She’s quick to talk about how the visual arts influence her songwriting, citing filmmakers Jim Jarmusch (Broken Flowers) and Finnish minimalist Aki Kaurismaki as direct influences. Those two directors fill the screen with ideas rather than words, and that sense of a-literalism translates into the cloudy possibilities of a Fever Ray song. Karin even went so far as to say that Fever Ray’s small-bore electronic structure was paced after Jarmusch’s 1995 film Dead Man.
This affection for the visual arts carries into Karin’s performances, and indeed, theater has always been a large part of The Knife’s identity. Karin and Olof often appear in bizarre costumes for photo shoots, their live shows feature the pair in full-body (head and face included) vinyl suits, they obstruct the stage with netting, and they generally assault the audience with lights and bizarre film clips that are strategically pegged to the sound or theme of a song.
Karin will tell you that rather than being theater for the sake of mystery building, this is an attempt at bringing the music to the forefront by separating the listener from both the artist and the source of the sound. “I don’t think that it’s about being mysterious, and it’s nothing that I’m trying to do,” she says. “The music itself should be so good that it doesn’t have to be attached to a person or a face.”
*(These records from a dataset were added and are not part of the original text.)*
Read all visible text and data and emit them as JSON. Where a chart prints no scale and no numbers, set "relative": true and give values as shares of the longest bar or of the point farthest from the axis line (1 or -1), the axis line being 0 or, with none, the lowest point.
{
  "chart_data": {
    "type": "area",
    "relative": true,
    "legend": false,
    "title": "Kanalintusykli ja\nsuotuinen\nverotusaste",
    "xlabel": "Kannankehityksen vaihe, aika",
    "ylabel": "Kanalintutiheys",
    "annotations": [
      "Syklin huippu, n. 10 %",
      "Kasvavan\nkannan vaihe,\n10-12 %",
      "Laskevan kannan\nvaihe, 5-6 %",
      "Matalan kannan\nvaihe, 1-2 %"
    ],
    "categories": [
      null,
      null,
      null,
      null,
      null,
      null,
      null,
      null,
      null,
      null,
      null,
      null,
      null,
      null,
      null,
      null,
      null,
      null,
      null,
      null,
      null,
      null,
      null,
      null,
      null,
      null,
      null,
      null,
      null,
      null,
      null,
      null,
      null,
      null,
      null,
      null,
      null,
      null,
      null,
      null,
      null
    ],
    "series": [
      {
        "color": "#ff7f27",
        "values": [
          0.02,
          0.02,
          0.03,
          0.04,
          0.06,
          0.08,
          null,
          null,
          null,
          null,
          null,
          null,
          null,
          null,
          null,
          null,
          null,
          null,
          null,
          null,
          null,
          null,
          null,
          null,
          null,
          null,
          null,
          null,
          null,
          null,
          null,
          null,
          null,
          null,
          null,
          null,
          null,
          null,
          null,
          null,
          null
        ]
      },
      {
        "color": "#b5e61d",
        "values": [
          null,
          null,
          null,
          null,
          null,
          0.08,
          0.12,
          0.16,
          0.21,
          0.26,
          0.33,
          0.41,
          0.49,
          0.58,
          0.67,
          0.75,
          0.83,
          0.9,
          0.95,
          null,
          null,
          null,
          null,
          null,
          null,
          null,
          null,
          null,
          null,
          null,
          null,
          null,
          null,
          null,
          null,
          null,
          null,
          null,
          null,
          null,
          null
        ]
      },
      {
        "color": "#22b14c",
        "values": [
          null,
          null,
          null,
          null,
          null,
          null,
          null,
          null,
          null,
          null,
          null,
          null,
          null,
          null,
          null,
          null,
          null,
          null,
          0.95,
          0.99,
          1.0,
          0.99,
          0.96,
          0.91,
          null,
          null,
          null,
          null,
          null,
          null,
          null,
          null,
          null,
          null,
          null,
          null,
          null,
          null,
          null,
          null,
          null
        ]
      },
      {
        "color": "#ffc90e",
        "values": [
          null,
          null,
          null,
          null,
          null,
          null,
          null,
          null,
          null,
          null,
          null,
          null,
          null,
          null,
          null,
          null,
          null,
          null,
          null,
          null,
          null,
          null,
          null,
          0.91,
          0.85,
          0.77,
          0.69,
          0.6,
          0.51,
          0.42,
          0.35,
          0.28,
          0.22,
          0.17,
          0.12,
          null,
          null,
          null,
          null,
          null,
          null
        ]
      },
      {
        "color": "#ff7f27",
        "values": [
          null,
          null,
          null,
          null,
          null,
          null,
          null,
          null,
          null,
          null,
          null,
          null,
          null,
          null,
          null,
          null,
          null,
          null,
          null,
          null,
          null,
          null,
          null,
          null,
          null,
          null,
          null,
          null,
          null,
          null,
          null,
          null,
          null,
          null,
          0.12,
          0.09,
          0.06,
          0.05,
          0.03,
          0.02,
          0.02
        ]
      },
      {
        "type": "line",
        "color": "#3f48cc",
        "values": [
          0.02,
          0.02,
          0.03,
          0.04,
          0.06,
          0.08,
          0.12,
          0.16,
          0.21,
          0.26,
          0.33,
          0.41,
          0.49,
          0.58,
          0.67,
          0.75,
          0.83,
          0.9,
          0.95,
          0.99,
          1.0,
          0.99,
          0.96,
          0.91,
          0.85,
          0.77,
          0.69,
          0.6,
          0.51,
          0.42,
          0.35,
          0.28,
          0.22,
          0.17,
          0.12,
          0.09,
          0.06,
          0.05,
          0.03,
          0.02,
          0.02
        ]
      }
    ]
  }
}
That theory may play to the core of The Knife’s identity, but Fever Ray is obviously the work of a solo artist. With Fever Ray, Karin gives listeners a glimpse behind the masks. “When my first child came, it had a big influence on the Silent Shout album,” she says. “But with Olof involved, it was difficult to incorporate some of those ideas. I’ve taken it a little bit further on this album; I think it’s more personal.”
As a blue-blooded artist, Karin surely will infuse Fever Ray with a unique aesthetic. She’s currently practicing with a band (this is a new discipline for her) before hitting the road for shows in Norway, Sweden, and Denmark. Andreas Nilsson, a long-time collaborator and choreographer for The Knife, will be directing the Fever Ray performances (he’s also responsible for Karin’s über-creepy “If I Had a Heart” video, in which two children are calmly shuttled away from the nightmarish scene of a cult procedural gone wrong). Karin was hesitant to give away too many details of the live performance, but let on that “it will be a collision between analog and high tech, but more organic to fit the Fever Ray sound.”
On top of supporting the Fever Ray album, she will join Olof in the studio for another Knife album sometime next year. After divulging that development, Karin lets out an unscripted laugh, as if she had just run through a mental checklist of everything that’s currently on her plate. “But 2009,” she says, “is for Fever Ray.”